For the full training report — including loss and metric curves per epoch, run configuration, and per-class breakdown — see the W&B report:

W&B Training Report →

Evaluation Metrics

Evaluated on the held-out test split.

MetricScore
Accuracy0.8705
Macro F10.8674
Weighted F10.8687
  • Accuracy — fraction of correctly classified articles across all classes.
  • Macro F1 — unweighted mean of per-class F1 scores; gives equal weight to each category regardless of sample count. This was the primary metric used to select the best model checkpoint during training.
  • Weighted F1 — mean of per-class F1 scores weighted by class frequency in the test set.

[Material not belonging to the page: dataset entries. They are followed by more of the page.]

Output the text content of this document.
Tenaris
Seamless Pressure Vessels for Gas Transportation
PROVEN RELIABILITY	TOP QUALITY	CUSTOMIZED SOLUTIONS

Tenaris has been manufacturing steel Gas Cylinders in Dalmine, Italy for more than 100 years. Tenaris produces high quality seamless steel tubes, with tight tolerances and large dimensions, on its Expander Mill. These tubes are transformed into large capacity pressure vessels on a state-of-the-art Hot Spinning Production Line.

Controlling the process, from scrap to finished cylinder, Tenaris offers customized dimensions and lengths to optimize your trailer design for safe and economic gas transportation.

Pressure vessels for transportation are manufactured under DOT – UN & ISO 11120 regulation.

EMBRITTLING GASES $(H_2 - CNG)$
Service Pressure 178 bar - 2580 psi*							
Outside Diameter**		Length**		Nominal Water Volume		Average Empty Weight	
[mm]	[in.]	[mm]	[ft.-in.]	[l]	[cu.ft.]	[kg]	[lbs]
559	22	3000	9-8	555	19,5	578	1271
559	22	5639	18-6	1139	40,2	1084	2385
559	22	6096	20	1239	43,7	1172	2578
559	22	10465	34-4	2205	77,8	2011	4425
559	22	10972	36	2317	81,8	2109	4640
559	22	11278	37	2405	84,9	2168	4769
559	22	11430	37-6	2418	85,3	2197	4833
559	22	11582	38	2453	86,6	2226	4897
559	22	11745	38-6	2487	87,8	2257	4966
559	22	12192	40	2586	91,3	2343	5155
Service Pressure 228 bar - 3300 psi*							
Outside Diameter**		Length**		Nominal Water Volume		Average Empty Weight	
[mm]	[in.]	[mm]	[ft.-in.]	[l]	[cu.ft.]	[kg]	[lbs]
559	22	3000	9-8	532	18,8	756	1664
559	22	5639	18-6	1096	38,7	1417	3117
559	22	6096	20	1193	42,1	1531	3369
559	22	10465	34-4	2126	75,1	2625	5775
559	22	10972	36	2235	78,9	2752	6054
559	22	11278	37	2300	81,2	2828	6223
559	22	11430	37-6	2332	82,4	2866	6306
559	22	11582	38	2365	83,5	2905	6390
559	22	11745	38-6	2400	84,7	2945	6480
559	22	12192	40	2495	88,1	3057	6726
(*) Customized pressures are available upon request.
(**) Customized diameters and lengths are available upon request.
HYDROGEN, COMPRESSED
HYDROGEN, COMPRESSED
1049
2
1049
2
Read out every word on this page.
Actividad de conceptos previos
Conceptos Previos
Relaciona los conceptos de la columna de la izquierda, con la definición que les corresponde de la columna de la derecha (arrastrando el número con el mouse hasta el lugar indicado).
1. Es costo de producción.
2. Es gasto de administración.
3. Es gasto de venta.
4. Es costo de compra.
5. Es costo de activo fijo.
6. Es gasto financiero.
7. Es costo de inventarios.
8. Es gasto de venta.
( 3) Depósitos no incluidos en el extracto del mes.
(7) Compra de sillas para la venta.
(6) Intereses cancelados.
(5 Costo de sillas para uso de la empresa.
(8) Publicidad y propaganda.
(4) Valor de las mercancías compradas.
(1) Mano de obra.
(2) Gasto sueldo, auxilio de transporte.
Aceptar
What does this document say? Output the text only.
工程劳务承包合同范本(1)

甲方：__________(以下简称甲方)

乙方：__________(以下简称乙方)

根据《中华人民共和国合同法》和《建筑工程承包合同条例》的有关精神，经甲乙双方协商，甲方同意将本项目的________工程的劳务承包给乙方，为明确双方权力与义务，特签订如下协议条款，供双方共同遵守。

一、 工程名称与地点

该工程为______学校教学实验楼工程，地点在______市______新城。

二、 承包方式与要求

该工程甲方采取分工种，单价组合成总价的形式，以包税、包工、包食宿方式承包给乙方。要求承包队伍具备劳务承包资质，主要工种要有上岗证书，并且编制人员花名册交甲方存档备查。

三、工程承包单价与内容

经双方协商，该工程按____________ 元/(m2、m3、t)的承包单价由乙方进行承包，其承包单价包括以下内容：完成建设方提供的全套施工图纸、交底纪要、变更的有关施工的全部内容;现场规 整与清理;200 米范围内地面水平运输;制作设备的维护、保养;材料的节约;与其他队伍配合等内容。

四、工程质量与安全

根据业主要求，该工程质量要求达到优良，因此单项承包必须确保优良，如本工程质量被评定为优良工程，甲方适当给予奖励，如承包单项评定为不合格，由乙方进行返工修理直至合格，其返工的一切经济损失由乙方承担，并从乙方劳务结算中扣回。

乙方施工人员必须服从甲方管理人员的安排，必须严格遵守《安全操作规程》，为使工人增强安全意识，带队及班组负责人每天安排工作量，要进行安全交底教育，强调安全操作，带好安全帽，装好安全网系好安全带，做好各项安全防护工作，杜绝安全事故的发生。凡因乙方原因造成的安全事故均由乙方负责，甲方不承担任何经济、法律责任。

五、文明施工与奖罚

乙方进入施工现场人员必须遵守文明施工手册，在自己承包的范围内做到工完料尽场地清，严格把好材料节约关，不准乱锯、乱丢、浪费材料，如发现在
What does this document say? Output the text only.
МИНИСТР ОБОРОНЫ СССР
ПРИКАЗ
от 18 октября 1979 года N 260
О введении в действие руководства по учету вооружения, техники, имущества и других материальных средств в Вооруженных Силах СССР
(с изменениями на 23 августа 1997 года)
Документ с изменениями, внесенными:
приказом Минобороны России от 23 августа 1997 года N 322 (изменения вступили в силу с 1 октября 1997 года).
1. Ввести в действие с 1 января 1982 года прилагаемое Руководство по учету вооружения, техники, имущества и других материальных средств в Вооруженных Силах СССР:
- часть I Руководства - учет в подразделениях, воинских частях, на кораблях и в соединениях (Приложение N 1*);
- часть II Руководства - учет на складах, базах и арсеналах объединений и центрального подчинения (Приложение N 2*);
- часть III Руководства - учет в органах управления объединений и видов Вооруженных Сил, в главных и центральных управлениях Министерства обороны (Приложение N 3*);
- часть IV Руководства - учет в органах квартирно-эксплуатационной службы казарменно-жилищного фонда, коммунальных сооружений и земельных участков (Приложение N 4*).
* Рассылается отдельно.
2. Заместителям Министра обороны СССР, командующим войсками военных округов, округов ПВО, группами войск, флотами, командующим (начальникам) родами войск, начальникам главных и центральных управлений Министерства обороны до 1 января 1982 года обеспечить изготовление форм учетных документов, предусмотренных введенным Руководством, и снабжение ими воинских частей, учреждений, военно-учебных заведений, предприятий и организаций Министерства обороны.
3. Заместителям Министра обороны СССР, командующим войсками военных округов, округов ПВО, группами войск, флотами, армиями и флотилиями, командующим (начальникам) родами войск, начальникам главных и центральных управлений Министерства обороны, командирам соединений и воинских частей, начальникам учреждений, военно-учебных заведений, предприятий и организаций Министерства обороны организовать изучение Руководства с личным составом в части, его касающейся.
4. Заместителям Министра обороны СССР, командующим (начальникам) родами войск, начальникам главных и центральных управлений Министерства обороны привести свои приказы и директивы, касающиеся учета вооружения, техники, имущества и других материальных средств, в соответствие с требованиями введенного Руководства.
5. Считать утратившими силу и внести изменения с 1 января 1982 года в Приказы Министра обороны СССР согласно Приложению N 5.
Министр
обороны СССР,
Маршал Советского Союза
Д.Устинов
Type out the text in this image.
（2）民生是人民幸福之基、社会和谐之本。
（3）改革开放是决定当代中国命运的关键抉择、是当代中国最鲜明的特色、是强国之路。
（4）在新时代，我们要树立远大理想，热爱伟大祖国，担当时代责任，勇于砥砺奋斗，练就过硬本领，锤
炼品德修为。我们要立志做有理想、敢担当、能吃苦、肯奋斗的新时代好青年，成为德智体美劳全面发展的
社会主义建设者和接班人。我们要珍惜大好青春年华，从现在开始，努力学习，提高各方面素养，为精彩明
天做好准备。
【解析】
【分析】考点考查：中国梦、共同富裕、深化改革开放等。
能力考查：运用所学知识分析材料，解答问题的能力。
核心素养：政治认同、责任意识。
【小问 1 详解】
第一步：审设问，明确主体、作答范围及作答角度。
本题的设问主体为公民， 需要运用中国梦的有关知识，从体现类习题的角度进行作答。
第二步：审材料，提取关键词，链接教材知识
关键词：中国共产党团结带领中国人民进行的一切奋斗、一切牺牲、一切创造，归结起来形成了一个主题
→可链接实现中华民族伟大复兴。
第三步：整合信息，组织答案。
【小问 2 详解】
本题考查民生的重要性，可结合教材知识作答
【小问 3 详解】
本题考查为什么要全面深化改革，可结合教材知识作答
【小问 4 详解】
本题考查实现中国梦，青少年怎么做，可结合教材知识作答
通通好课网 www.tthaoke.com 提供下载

The closeness of macro and weighted F1 (0.8674 vs 0.8687) reflects the dataset's balanced class distribution.

Category Map

IDLabelDescription
0POLITIKAPolitics and government
1EKONOMIEconomy and finance
2SPORSports
3SAGLIKHealth and medicine
4KULTUR_SANATCulture and arts
5DUNYAWorld / international news
6TEKNOLOJITechnology

Notes

Dataset balance. The dataset was collected with explicit per-category targets to ensure balanced class distribution across all three sources. Per-category shortfalls in one source were compensated by higher quotas from others (e.g. the TEKNOLOJI quota was higher for Sabah and Sözcü to offset Hürriyet's lower technology coverage).

Split strategy. The 70/15/15 train/val/test split is stratified by category label. Data leakage is verified before every training run by checking both unique_id overlap and SHA-256 text fingerprint overlap across all split pairs. See the Code Flow page for details.

Macro vs. weighted F1. Macro F1 was used as metric_for_best_model in TrainingArguments because it treats each category equally and penalises poor performance on any single class. Weighted F1 is reported as a secondary measure of overall quality weighted by class frequency.